Hypertriglyceridemia is frequently observed with diabetes mellitus (DM) and is associated with increased cardiovascular disease (CVD) risk. In conditions of insulin deficiency or resistance, increased levels of free fatty acids are seen by the liver, which trigger increased lipogenesis and secretion of triglyceride (TG) rich lipoprotein (TRL) particles. However, a high number of specific ApoC-III on TRL particles suppress their return to the liver leading to a continuous circulation of highly atherogenic TRL remnants.

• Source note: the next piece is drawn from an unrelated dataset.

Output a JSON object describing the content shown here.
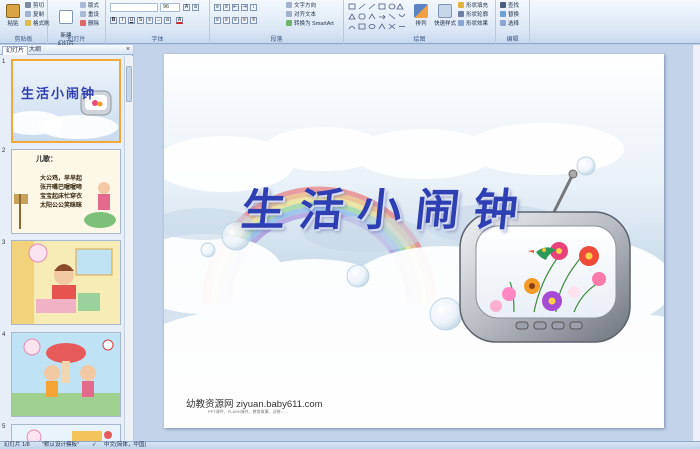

To better understand the effect of intra-individual temporal variations on the differentiation of lipid and apolipoprotein profiles in DM vs. normal individuals, a small time course study over a 4 week period was performed on 3 normolipidemic, and 3 type II DM patients. Our laboratory has developed a method to separate lipoproteins based on hydrodynamic size coupled with mass spectrometry based analysis. Whole serum and lipoprotein size fractions were analyzed for 8 apolipoproteins (ApoA-I, ApoA-II, ApoA-IV, B-100, ApoC-I, ApoC-II, ApoC-III and E) and non-polar lipids (FC, CE, TG) while monitoring other proteins (ApoD, ApoM, CETP, LCAT, PLTP, PON1 and SAA4). In whole serum over the course of 4 weeks, ApoA-IV levels of DM vs. normal subjects differed the most, 3.2 (0.7) vs. 1.8 (0.4) μM, respectively, more significantly than intra-group or intra-individual variations. On the contrary, significantly lower whole serum levels were found for FC, CE, ApoM and PON1 (Prob<0.01). HDL-ApoC-III/LDL-ApoC-III was also lower in DM vs. normal subjects, 3.0 (1.9) vs. 7.2 (4.1). By metrics of molar ratio measured in 20-35 nm LDL fractions, the most significant difference was found between DM vs. normal subjects in ApoC-III/ApoB-100 (1.8 (0.6) vs. 0.9 (0.3)), C-II/ApoB-100 (0.8 (0.4) vs. 0.4 (0.2)) and ApoE/ApoC-III (0.11 (0.09) vs. 0.24 (0.15)). These LDL composition differences indicate lower lipase activity and inhibition of LDL uptake. However, no significant differences were observed in these molar ratios as function of LDL particle size. In conclusion, due to less significant temporal deviations, apolipoprotein molar ratios are a more useful and informative measure of CVD risk in DM subjects than LDL size distribution characteristics.